Japan’s Nikkei shed another 4.7%, bringing losses for March to almost 14%.
South Korea’s market fell 4.2%, while MSCI’s broadest index of Asia-Pacific shares outside Japan dropped 1.2%.
S&P 500 futures lost 0.7%, while Nasdaq futures fell 0.9%.
For Europe, EUROSTOXX 50 futures and DAX futures both slid 1.5%, while FTSE futures fell 1.0%.
Meanwhile, the Pakistani rupee registered marginal gain against the US dollar in the inter-bank market on Monday. At close, the local currency settled at 279.16, a gain of Re0.01 against the greenback.

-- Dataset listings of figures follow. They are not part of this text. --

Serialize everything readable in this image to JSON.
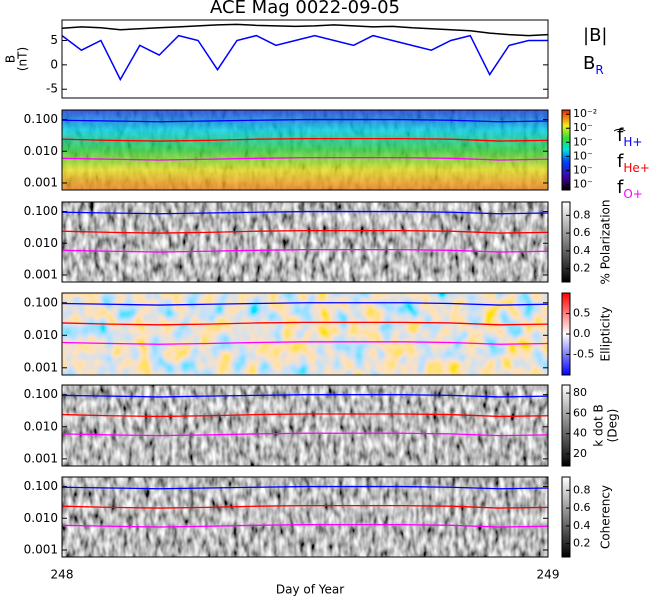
{
  "title": "ACE Mag 0022-09-05",
  "x_label": "Day of Year",
  "xlim": [
    248,
    249
  ],
  "xticks": [
    248,
    249
  ],
  "chart_data": [
    {
      "type": "line",
      "ylabel": "B",
      "ylabel_units": "(nT)",
      "ylim": [
        -6.8,
        9.2
      ],
      "yticks": [
        -5,
        0,
        5
      ],
      "x": [
        248,
        248.04,
        248.08,
        248.12,
        248.16,
        248.2,
        248.24,
        248.28,
        248.32,
        248.36,
        248.4,
        248.44,
        248.48,
        248.52,
        248.56,
        248.6,
        248.64,
        248.68,
        248.72,
        248.76,
        248.8,
        248.84,
        248.88,
        248.92,
        248.96,
        249
      ],
      "series": [
        {
          "name": "|B|",
          "color": "#000000",
          "values": [
            7.5,
            7.8,
            7.6,
            7.2,
            7.4,
            7.6,
            7.8,
            8,
            8.2,
            8.3,
            8.1,
            8,
            7.9,
            8,
            8.2,
            8,
            7.8,
            7.9,
            7.6,
            7.4,
            7.2,
            7,
            6.5,
            6.2,
            6,
            6.2
          ]
        },
        {
          "name": "B",
          "subscript": "R",
          "color": "#0000ff",
          "values": [
            6,
            3,
            5,
            -3,
            4,
            2,
            6,
            5,
            -1,
            5,
            6,
            4,
            5,
            6,
            5,
            4,
            6,
            5,
            4,
            3,
            5,
            6,
            -2,
            4,
            5,
            5
          ]
        }
      ]
    },
    {
      "type": "spectrogram",
      "colormap": "rainbow",
      "colorbar_label": ")",
      "log_y": true,
      "ylim": [
        0.0006,
        0.2
      ],
      "yticks": [
        0.001,
        {
          "value": 0.01,
          "label": "0.010"
        },
        {
          "value": 0.1,
          "label": "0.100"
        }
      ],
      "clim": [
        -7.4,
        -1.7
      ],
      "cticks": [
        {
          "value": -2,
          "label": "10⁻²"
        },
        {
          "value": -3,
          "label": "10⁻"
        },
        {
          "value": -4,
          "label": "10⁻"
        },
        {
          "value": -5,
          "label": "10⁻"
        },
        {
          "value": -6,
          "label": "10⁻"
        },
        {
          "value": -7,
          "label": "10⁻"
        }
      ],
      "x": [
        248,
        248.1,
        248.2,
        248.3,
        248.4,
        248.5,
        248.6,
        248.7,
        248.8,
        248.9,
        249
      ],
      "series": [
        {
          "name": "f",
          "subscript": "H+",
          "color": "#0000ff",
          "values": [
            0.095,
            0.09,
            0.085,
            0.09,
            0.095,
            0.1,
            0.1,
            0.1,
            0.095,
            0.085,
            0.09
          ]
        },
        {
          "name": "f",
          "subscript": "He+",
          "color": "#ff0000",
          "values": [
            0.024,
            0.022,
            0.021,
            0.022,
            0.024,
            0.025,
            0.025,
            0.025,
            0.024,
            0.021,
            0.022
          ]
        },
        {
          "name": "f",
          "subscript": "O+",
          "color": "#ff00ff",
          "values": [
            0.006,
            0.0056,
            0.0053,
            0.0056,
            0.006,
            0.0063,
            0.0063,
            0.0063,
            0.006,
            0.0053,
            0.0056
          ]
        }
      ]
    },
    {
      "type": "spectrogram",
      "colormap": "gray",
      "colorbar_label": "% Polarization",
      "log_y": true,
      "ylim": [
        0.0006,
        0.2
      ],
      "yticks": [
        0.001,
        {
          "value": 0.01,
          "label": "0.010"
        },
        {
          "value": 0.1,
          "label": "0.100"
        }
      ],
      "clim": [
        0.05,
        0.95
      ],
      "cticks": [
        0.2,
        0.4,
        0.6,
        0.8
      ],
      "x": [
        248,
        248.1,
        248.2,
        248.3,
        248.4,
        248.5,
        248.6,
        248.7,
        248.8,
        248.9,
        249
      ],
      "series": [
        {
          "color": "#0000ff",
          "values": [
            0.095,
            0.09,
            0.085,
            0.09,
            0.095,
            0.1,
            0.1,
            0.1,
            0.095,
            0.085,
            0.09
          ]
        },
        {
          "color": "#ff0000",
          "values": [
            0.024,
            0.022,
            0.021,
            0.022,
            0.024,
            0.025,
            0.025,
            0.025,
            0.024,
            0.021,
            0.022
          ]
        },
        {
          "color": "#ff00ff",
          "values": [
            0.006,
            0.0056,
            0.0053,
            0.0056,
            0.006,
            0.0063,
            0.0063,
            0.0063,
            0.006,
            0.0053,
            0.0056
          ]
        }
      ]
    },
    {
      "type": "spectrogram",
      "colormap": "bwr",
      "colorbar_label": "Ellipticity",
      "log_y": true,
      "ylim": [
        0.0006,
        0.2
      ],
      "yticks": [
        0.001,
        {
          "value": 0.01,
          "label": "0.010"
        },
        {
          "value": 0.1,
          "label": "0.100"
        }
      ],
      "clim": [
        -1,
        1
      ],
      "cticks": [
        -0.5,
        {
          "value": 0,
          "label": "0.0"
        },
        0.5
      ],
      "x": [
        248,
        248.1,
        248.2,
        248.3,
        248.4,
        248.5,
        248.6,
        248.7,
        248.8,
        248.9,
        249
      ],
      "series": [
        {
          "color": "#0000ff",
          "values": [
            0.095,
            0.09,
            0.085,
            0.09,
            0.095,
            0.1,
            0.1,
            0.1,
            0.095,
            0.085,
            0.09
          ]
        },
        {
          "color": "#ff0000",
          "values": [
            0.024,
            0.022,
            0.021,
            0.022,
            0.024,
            0.025,
            0.025,
            0.025,
            0.024,
            0.021,
            0.022
          ]
        },
        {
          "color": "#ff00ff",
          "values": [
            0.006,
            0.0056,
            0.0053,
            0.0056,
            0.006,
            0.0063,
            0.0063,
            0.0063,
            0.006,
            0.0053,
            0.0056
          ]
        }
      ]
    },
    {
      "type": "spectrogram",
      "colormap": "gray",
      "colorbar_label": "k dot B",
      "colorbar_units": "(Deg)",
      "log_y": true,
      "ylim": [
        0.0006,
        0.2
      ],
      "yticks": [
        0.001,
        {
          "value": 0.01,
          "label": "0.010"
        },
        {
          "value": 0.1,
          "label": "0.100"
        }
      ],
      "clim": [
        8,
        88
      ],
      "cticks": [
        20,
        40,
        60,
        80
      ],
      "x": [
        248,
        248.1,
        248.2,
        248.3,
        248.4,
        248.5,
        248.6,
        248.7,
        248.8,
        248.9,
        249
      ],
      "series": [
        {
          "color": "#0000ff",
          "values": [
            0.095,
            0.09,
            0.085,
            0.09,
            0.095,
            0.1,
            0.1,
            0.1,
            0.095,
            0.085,
            0.09
          ]
        },
        {
          "color": "#ff0000",
          "values": [
            0.024,
            0.022,
            0.021,
            0.022,
            0.024,
            0.025,
            0.025,
            0.025,
            0.024,
            0.021,
            0.022
          ]
        },
        {
          "color": "#ff00ff",
          "values": [
            0.006,
            0.0056,
            0.0053,
            0.0056,
            0.006,
            0.0063,
            0.0063,
            0.0063,
            0.006,
            0.0053,
            0.0056
          ]
        }
      ]
    },
    {
      "type": "spectrogram",
      "colormap": "gray",
      "colorbar_label": "Coherency",
      "log_y": true,
      "ylim": [
        0.0006,
        0.2
      ],
      "yticks": [
        0.001,
        {
          "value": 0.01,
          "label": "0.010"
        },
        {
          "value": 0.1,
          "label": "0.100"
        }
      ],
      "clim": [
        0.05,
        0.95
      ],
      "cticks": [
        0.2,
        0.4,
        0.6,
        0.8
      ],
      "x": [
        248,
        248.1,
        248.2,
        248.3,
        248.4,
        248.5,
        248.6,
        248.7,
        248.8,
        248.9,
        249
      ],
      "series": [
        {
          "color": "#0000ff",
          "values": [
            0.095,
            0.09,
            0.085,
            0.09,
            0.095,
            0.1,
            0.1,
            0.1,
            0.095,
            0.085,
            0.09
          ]
        },
        {
          "color": "#ff0000",
          "values": [
            0.024,
            0.022,
            0.021,
            0.022,
            0.024,
            0.025,
            0.025,
            0.025,
            0.024,
            0.021,
            0.022
          ]
        },
        {
          "color": "#ff00ff",
          "values": [
            0.006,
            0.0056,
            0.0053,
            0.0056,
            0.006,
            0.0063,
            0.0063,
            0.0063,
            0.006,
            0.0053,
            0.0056
          ]
        }
      ]
    }
  ]
}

Volume on the all-share index increased to 529.13 million from 435.51 million recorded in the previous close.
The value of shares rose to Rs29.60 billion from Rs23.99 billion in the previous session.
K-Electric Ltd was the volume leader with 56.53 million shares, followed by B.O.PunjabXD with 35.92 million shares, and Dost Steels Ltd with 31.66 million shares.
Shares of 481 companies were traded on Monday, of which 51 registered an increase, 379 recorded a fall, and 51 remained unchanged.